In the essay, which is an advance extract of the book ¿Qué hacer con España? (What to Do With Spain?), to be published next year, Molinas describes how political parties have created a self-serving network of regional authorities, savings banks, and other subsidized institutions that have led to disastrous investment decisions and a lack of economic flexibility and competitiveness — all of which was cruelly exposed by the bursting of the real estate bubble on the back of the global credit crunch.
But not everybody accepts that the country’s plight has such endemic roots. José Ignacio Torreblanca, a leading political commentator and director of the European Council on Foreign Relations’ Madrid office, contends that this is not a specifically Spanish crisis, dismissing what he sees as "gloomy" arguments that hold that Spain is predestined to underachieve, a common theme down the ages. "There was even a theory about chickpeas [a Spanish staple], which went that they didn’t give enough protein," says Torreblanca. "But in the United States there was also a real estate bubble, and they are much cleverer than us and eat more proteins."
"It is not a problem of a lack of scientific knowledge, like a meteorite approaching and no one has the answer. The techniques are known," Torreblanca argues, though he accepts that the nexus of financial and political power, the unraveling of which can be seen in the 60-billion-euro hole in Spain’s banking system, still requires attention. "We have reformed everything except two powers: the financial sector and the political sector, which, what’s more, are highly interconnected. What we do not know is if in the end the agent of change is going to be Spain’s angry people or it is going to come from the outside, from the troika," he adds, in reference to the possibility of Rajoy requesting a new bailout overseen by Brussels, the European Central Bank, and the International Monetary Fund.

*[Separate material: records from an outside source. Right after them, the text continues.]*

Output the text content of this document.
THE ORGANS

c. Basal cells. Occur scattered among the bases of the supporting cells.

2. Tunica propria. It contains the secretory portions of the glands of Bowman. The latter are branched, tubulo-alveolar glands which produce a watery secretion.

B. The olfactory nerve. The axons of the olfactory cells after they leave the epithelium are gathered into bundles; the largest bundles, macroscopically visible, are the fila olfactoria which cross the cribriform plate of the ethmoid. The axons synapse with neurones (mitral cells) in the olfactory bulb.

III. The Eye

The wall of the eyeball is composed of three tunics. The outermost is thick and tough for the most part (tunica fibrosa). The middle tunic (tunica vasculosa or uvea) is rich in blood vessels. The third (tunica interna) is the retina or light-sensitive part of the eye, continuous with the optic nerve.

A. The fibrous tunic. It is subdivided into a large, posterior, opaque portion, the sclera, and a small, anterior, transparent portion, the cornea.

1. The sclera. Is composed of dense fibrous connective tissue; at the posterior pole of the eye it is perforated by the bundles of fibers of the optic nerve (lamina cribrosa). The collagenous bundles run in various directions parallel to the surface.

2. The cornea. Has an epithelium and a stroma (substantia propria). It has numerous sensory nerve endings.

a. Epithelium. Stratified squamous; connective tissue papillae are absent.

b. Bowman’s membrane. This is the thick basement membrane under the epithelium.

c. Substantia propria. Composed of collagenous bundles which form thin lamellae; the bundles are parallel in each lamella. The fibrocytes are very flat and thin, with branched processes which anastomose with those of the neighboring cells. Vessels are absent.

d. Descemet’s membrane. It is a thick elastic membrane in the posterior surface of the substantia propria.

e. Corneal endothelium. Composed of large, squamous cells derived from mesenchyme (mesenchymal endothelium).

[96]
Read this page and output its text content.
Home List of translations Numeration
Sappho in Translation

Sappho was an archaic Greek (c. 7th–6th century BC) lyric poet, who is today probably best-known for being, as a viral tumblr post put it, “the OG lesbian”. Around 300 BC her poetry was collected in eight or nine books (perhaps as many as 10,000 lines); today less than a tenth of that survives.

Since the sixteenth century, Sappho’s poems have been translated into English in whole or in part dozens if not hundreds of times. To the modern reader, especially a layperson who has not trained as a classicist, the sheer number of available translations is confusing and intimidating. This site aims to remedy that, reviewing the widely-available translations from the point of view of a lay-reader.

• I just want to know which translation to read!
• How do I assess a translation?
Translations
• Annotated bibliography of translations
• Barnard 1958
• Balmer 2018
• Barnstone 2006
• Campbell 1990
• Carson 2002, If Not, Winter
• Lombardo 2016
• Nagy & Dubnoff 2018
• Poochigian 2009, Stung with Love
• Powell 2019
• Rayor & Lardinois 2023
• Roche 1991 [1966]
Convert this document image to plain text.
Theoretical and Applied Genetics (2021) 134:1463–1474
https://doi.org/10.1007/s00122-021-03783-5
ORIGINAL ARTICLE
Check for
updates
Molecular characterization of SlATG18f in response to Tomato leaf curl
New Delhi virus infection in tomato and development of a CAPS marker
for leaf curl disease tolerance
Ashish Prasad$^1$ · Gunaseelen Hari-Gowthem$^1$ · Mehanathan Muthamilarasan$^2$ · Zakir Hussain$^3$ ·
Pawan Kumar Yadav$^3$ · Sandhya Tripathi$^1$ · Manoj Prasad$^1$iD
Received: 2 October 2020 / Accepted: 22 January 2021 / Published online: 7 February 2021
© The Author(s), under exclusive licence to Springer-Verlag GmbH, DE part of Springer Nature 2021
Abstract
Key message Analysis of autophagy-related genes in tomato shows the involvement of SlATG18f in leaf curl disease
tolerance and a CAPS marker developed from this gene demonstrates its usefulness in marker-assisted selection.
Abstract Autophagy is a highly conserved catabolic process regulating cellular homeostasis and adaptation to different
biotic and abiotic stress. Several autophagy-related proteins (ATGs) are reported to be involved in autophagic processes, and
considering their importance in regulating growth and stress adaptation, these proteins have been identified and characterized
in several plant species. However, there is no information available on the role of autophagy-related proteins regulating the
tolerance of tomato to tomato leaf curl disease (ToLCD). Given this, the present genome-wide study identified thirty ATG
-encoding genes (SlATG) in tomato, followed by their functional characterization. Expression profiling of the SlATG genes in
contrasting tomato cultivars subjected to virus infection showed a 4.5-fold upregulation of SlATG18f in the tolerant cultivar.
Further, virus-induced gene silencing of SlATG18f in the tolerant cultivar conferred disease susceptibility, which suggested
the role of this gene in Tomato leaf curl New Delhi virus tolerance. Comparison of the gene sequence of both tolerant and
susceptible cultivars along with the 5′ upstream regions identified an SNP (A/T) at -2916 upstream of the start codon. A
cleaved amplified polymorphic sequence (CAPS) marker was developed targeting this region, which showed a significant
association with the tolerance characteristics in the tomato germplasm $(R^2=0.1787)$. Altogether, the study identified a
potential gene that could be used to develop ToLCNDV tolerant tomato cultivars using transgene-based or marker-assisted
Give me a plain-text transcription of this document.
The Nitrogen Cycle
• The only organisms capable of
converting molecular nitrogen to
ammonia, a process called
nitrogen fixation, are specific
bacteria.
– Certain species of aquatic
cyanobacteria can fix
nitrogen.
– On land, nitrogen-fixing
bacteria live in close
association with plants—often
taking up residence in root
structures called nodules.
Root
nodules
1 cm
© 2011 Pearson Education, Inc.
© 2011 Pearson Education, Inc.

But beyond the need for internal reform, Torreblanca fears a Spanish Catch-22: Austerity policies will only depress the country further unless external demand prods the economy into life, yet at the same time, Spain is unable to bring about a change in European policies to make growth the new focus. "You can bring in reforms to reduce labor costs all you like, but if there is no demand, people do not start up companies. We are always hearing that businesses create employment, and that’s a lie; it is demand that creates employment."
Meanwhile, Rajoy continues to play for time and tries to do good political business even with the poor hand he has been dealt. Presented Sept. 27, the state budget for 2013 includes a 1 percent pension increase with an eye on October’s elections in Galicia — a region with a high proportion of seniors — though Finance Minister Cristóbal Montoro refused to confirm that the customary end-of-year consumer-price-index inflation changes would be administered to pensions. Reforms to boost competitiveness or stimulate new areas of the economy were once again conspicuous by their absence.
Spain’s ultra-cautious conservative leader does not seem to be the man to "rethink Spain," as Molinas insists is imperative at this juncture. The analyst argues that the country is crying out for a "new political and social pact," starting with electoral reform to do away with the closed-list system that foments the gravy-train tendency that packed savings banks’ boards with politicians and brought about financial disaster. "It’s make-or-break time," Molinas says. "And the answer has to be ‘make’ because the ‘break’ is already here."